Both regions have spectacular scenery…
If you’re after rolling hills and cypress trees, olive groves and sparkling lakes, medieval hilltowns and spots of thick forest, either region will do the trick.
…but if you’re looking for the sea or beaches, head to Tuscany
The one thing Umbria doesn’t have? A coastline. Umbria is land-locked, so if you’re dead set on making it to the sea, then Tuscany is your best bet. Just keep in mind that most of Tuscany’s best beaches are in the Maremma area, which is a more than 2-hour drive from Florence.
Both Umbria and Tuscany are easily reached from Florence…
By car from Florence, you can get to both Tuscany (of course) and Umbria easily. You’re in Tuscany, after all, and reaching some of Tuscany’s more beautiful countryside areas—the Chianti wine-making region, for example—takes just a half an hour’s drive. It’s a little further to get to Umbria, but still close: In an hour and a half on the road, you cross the border from Tuscany into Umbria and can be in the area of Lake Trasimeno, Chiusi, and Perugia. (On a train, Florence to Perugia takes two hours).
(By the way, don’t miss our adventure through Tuscany’s most stunning scenery, in video!).
…but Umbria is easily reached from Florence or Rome
Meanwhile, from Rome, Tuscany’s a bit farther than Umbria. It takes two hours to drive from Rome to Pitigliano, a lovely town right over the border from Lazio in Tuscany. Umbria is much closer: It takes one hour to drive to the medieval hill town of Narni, or 1 hour 15 minutes to drive to Orvieto. (On the train, both Rome to Orvieto and Rome to Narni-Amelia take as little as an hour).
If you’re planning on taking public transport around Umbria, don’t miss our post on how to travel Umbria by train and bus.
Both regions have hidden, off-the-beaten-path gems…
Don’t let friends who have traveled to Tuscany and only visited the tourism hotspots of Pisa, Florence, and San Gimignano tell you anything different: Tuscany does have medieval towns and stretches of countryside that remain unvisited by big tour buses and untrampled by tourist hordes.
…but Umbria may have more of them
Because Umbria is less famous than Tuscany, though, there are more of these off-the-beaten-path gems in Umbria. Where Tuscany’s most beautiful towns and rural areas have become famous—and, therefore, more touristy—Umbria’s best offerings remain little-known.
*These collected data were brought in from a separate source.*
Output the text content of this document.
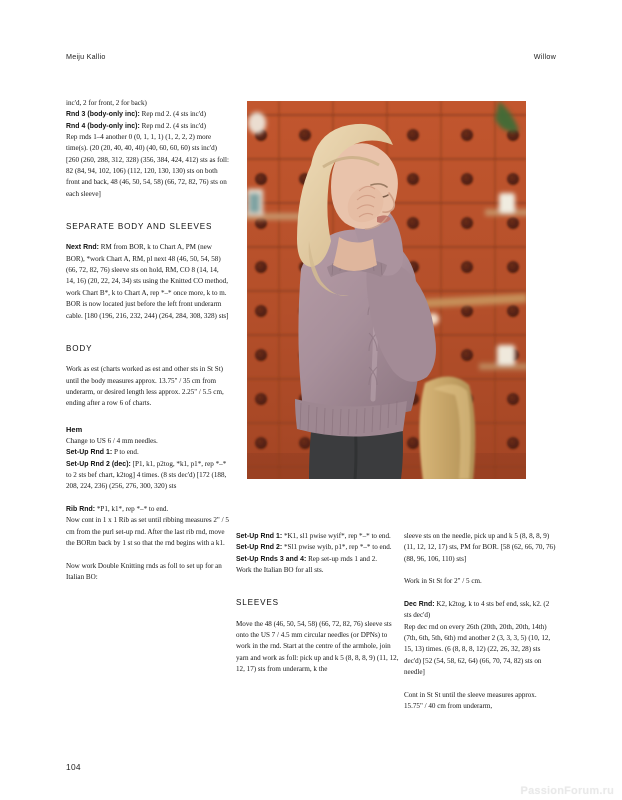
Meiju Kallio	Willow

inc'd, 2 for front, 2 for back)

Rnd 3 (body-only inc): Rep rnd 2. (4 sts inc'd)

Rnd 4 (body-only inc): Rep rnd 2. (4 sts inc'd)

Rep rnds 1–4 another 0 (0, 1, 1, 1) (1, 2, 2, 2) more time(s). (20 (20, 40, 40, 40) (40, 60, 60, 60) sts inc'd) [260 (260, 288, 312, 328) (356, 384, 424, 412) sts as foll: 82 (84, 94, 102, 106) (112, 120, 130, 130) sts on both front and back, 48 (46, 50, 54, 58) (66, 72, 82, 76) sts on each sleeve]

SEPARATE BODY AND SLEEVES

Next Rnd: RM from BOR, k to Chart A, PM (new BOR), *work Chart A, RM, pl next 48 (46, 50, 54, 58) (66, 72, 82, 76) sleeve sts on hold, RM, CO 8 (14, 14, 14, 16) (20, 22, 24, 34) sts using the Knitted CO method, work Chart B*, k to Chart A, rep *–* once more, k to m. BOR is now located just before the left front underarm cable. [180 (196, 216, 232, 244) (264, 284, 308, 328) sts]

BODY

Work as est (charts worked as est and other sts in St St) until the body measures approx. 13.75" / 35 cm from underarm, or desired length less approx. 2.25" / 5.5 cm, ending after a row 6 of charts.

Hem

Change to US 6 / 4 mm needles.

Set-Up Rnd 1: P to end.

Set-Up Rnd 2 (dec): [P1, k1, p2tog, *k1, p1*, rep *–* to 2 sts bef chart, k2tog] 4 times. (8 sts dec'd) [172 (188, 208, 224, 236) (256, 276, 300, 320) sts

Rib Rnd: *P1, k1*, rep *–* to end.

Now cont in 1 x 1 Rib as set until ribbing measures 2" / 5 cm from the purl set-up rnd. After the last rib rnd, move the BORm back by 1 st so that the rnd begins with a k1.

Now work Double Knitting rnds as foll to set up for an Italian BO:

Set-Up Rnd 1: *K1, sl1 pwise wyif*, rep *–* to end.

Set-Up Rnd 2: *Sl1 pwise wyib, p1*, rep *–* to end.

Set-Up Rnds 3 and 4: Rep set-up rnds 1 and 2.

Work the Italian BO for all sts.

SLEEVES

Move the 48 (46, 50, 54, 58) (66, 72, 82, 76) sleeve sts onto the US 7 / 4.5 mm circular needles (or DPNs) to work in the rnd. Start at the centre of the armhole, join yarn and work as foll: pick up and k 5 (8, 8, 8, 9) (11, 12, 12, 17) sts from underarm, k the

sleeve sts on the needle, pick up and k 5 (8, 8, 8, 9) (11, 12, 12, 17) sts, PM for BOR. [58 (62, 66, 70, 76) (88, 96, 106, 110) sts]

Work in St St for 2" / 5 cm.

Dec Rnd: K2, k2tog, k to 4 sts bef end, ssk, k2. (2 sts dec'd)

Rep dec rnd on every 26th (20th, 20th, 20th, 14th) (7th, 6th, 5th, 6th) rnd another 2 (3, 3, 3, 5) (10, 12, 15, 13) times. (6 (8, 8, 8, 12) (22, 26, 32, 28) sts dec'd) [52 (54, 58, 62, 64) (66, 70, 74, 82) sts on needle]

Cont in St St until the sleeve measures approx. 15.75" / 40 cm from underarm,

104
PassionForum.ru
Like Spoleto, Spello, Todi, Montefalco, Norcia, Narni, Amelia, Bevagna, even Perugia. And that’s not to mention all of the really tiny towns that receive no tourism whatsoever, towns that you discover simply by driving around the countryside.
You can find deals in Umbria or Tuscany…
Especially if you do go off the beaten path.
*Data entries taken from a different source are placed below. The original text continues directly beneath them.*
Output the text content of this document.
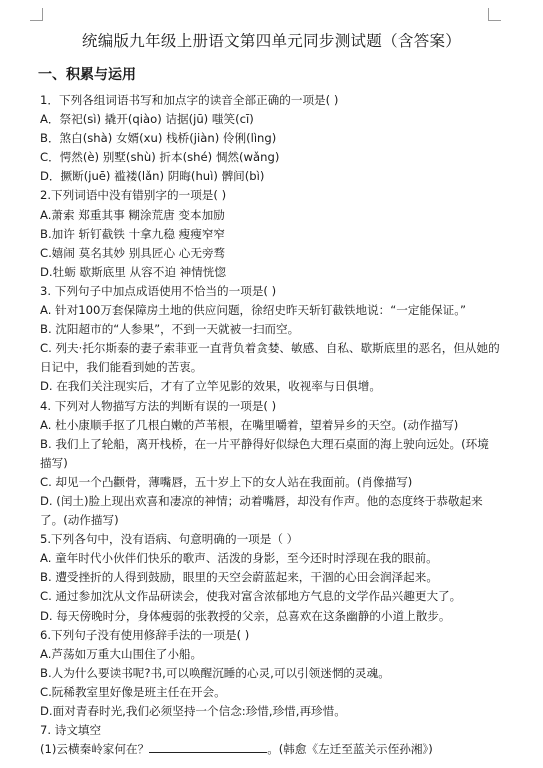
统编版九年级上册语文第四单元同步测试题（含答案）
一、积累与运用
1．下列各组词语书写和加点字的读音全部正确的一项是( )
A．祭祀(sì) 撬开(qiào) 诘据(jū) 嗤笑(cī)
B．煞白(shà) 女婿(xu) 栈桥(jiàn) 伶俐(lìng)
C．愕然(è) 别墅(shù) 折本(shé) 惆然(wǎng)
D．撅断(juē) 褴褛(lǎn) 阴晦(huì) 髀间(bì)
2.下列词语中没有错别字的一项是( )
A.萧索 郑重其事 糊涂荒唐 变本加励
B.加许 斩钉截铁 十拿九稳 瘦瘦窄窄
C.嬉闹 莫名其妙 别具匠心 心无旁骛
D.牡蛎 歇斯底里 从容不迫 神情恍惚
3. 下列句子中加点成语使用不恰当的一项是( )
A. 针对100万套保障房土地的供应问题，徐绍史昨天斩钉截铁地说：“一定能保证。”
B. 沈阳超市的“人参果”，不到一天就被一扫而空。
C. 列夫·托尔斯泰的妻子索菲亚一直背负着贪婪、敏感、自私、歇斯底里的恶名，但从她的日记中，我们能看到她的苦衷。
D. 在我们关注现实后，才有了立竿见影的效果，收视率与日俱增。
4. 下列对人物描写方法的判断有误的一项是( )
A. 杜小康顺手抠了几根白嫩的芦苇根，在嘴里嚼着，望着异乡的天空。(动作描写)
B. 我们上了轮船，离开栈桥，在一片平静得好似绿色大理石桌面的海上驶向远处。(环境描写)
C. 却见一个凸颧骨，薄嘴唇，五十岁上下的女人站在我面前。(肖像描写)
D. (闰土)脸上现出欢喜和凄凉的神情；动着嘴唇，却没有作声。他的态度终于恭敬起来了。(动作描写)
5.下列各句中，没有语病、句意明确的一项是（ ）
A. 童年时代小伙伴们快乐的歌声、活泼的身影，至今还时时浮现在我的眼前。
B. 遭受挫折的人得到鼓励，眼里的天空会蔚蓝起来，干涸的心田会润泽起来。
C. 通过参加沈从文作品研读会，使我对富含浓郁地方气息的文学作品兴趣更大了。
D. 每天傍晚时分，身体瘦弱的张教授的父亲，总喜欢在这条幽静的小道上散步。
6.下列句子没有使用修辞手法的一项是( )
A.芦荡如万重大山围住了小船。
B.人为什么要读书呢?书,可以唤醒沉睡的心灵,可以引领迷惘的灵魂。
C.阮稀教室里好像是班主任在开会。
D.面对青春时光,我们必须坚持一个信念:珍惜,珍惜,再珍惜。
7. 诗文填空
(1)云横秦岭家何在？	。(韩愈《左迁至蓝关示侄孙湘》)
…but, in general, Umbria is cheaper
There’s less tourism in Umbria (although the region is getting more popular all the time), so most things, from eating out to staying at a villa or agriturismo, will cost you less than it would at its Tuscan equivalent.
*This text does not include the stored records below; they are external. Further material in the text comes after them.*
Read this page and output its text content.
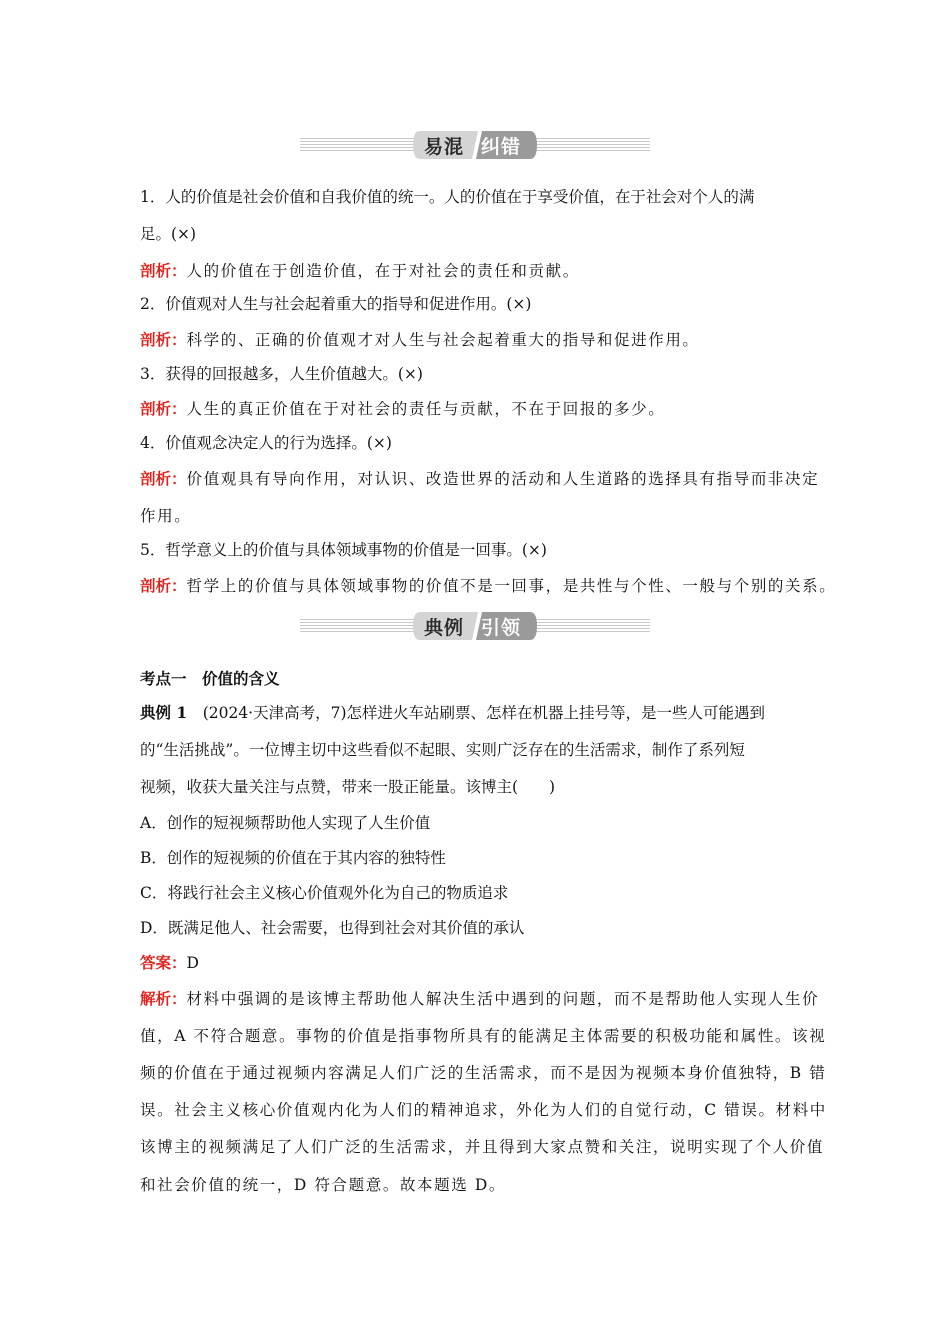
易混 纠错
1．人的价值是社会价值和自我价值的统一。人的价值在于享受价值，在于社会对个人的满
足。(×)
剖析：人的价值在于创造价值，在于对社会的责任和贡献。
2．价值观对人生与社会起着重大的指导和促进作用。(×)
剖析：科学的、正确的价值观才对人生与社会起着重大的指导和促进作用。
3．获得的回报越多，人生价值越大。(×)
剖析：人生的真正价值在于对社会的责任与贡献，不在于回报的多少。
4．价值观念决定人的行为选择。(×)
剖析：价值观具有导向作用，对认识、改造世界的活动和人生道路的选择具有指导而非决定
作用。
5．哲学意义上的价值与具体领域事物的价值是一回事。(×)
剖析：哲学上的价值与具体领域事物的价值不是一回事，是共性与个性、一般与个别的关系。
典例 引领
考点一　价值的含义
典例 1　(2024·天津高考，7)怎样进火车站刷票、怎样在机器上挂号等，是一些人可能遇到
的“生活挑战”。一位博主切中这些看似不起眼、实则广泛存在的生活需求，制作了系列短
视频，收获大量关注与点赞，带来一股正能量。该博主(　　)
A．创作的短视频帮助他人实现了人生价值
B．创作的短视频的价值在于其内容的独特性
C．将践行社会主义核心价值观外化为自己的物质追求
D．既满足他人、社会需要，也得到社会对其价值的承认
答案：D
解析：材料中强调的是该博主帮助他人解决生活中遇到的问题，而不是帮助他人实现人生价
值，A 不符合题意。事物的价值是指事物所具有的能满足主体需要的积极功能和属性。该视
频的价值在于通过视频内容满足人们广泛的生活需求，而不是因为视频本身价值独特，B 错
误。社会主义核心价值观内化为人们的精神追求，外化为人们的自觉行动，C 错误。材料中
该博主的视频满足了人们广泛的生活需求，并且得到大家点赞和关注，说明实现了个人价值
和社会价值的统一，D 符合题意。故本题选 D。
Umbria and Tuscany both produce excellent wines…
Although it’s a much smaller region, Umbria produces some great wines, like the world-renowned Sagrantino wines or its DOC-protected Orvieto wines.
…but Tuscany produces more, and has some of Italy’s most famous wines
If you’re determined to try Italy’s most famous labels, then Tuscany is your best bet. Tuscany has the most famous, and established, labels. After the Veneto and Piedmont, Tuscany produces Italy’s highest number of DOC/DOCG wines, and wine country is spread throughout the whole region. Which wines are produced in Tuscany? Chianti, Brunello di Montalcino, Vino Nobile di Montepulciano, and Vin Santo are some of the big guys, not to mention the Super Tuscans—wines that are considered some of Italy’s best, but don’t follow the restrictions that govern DOC or DOCG-protected labels.
Still unsure which region to choose? Why not visit both?
After all, they are right next to each other. And they each have a lot to offer!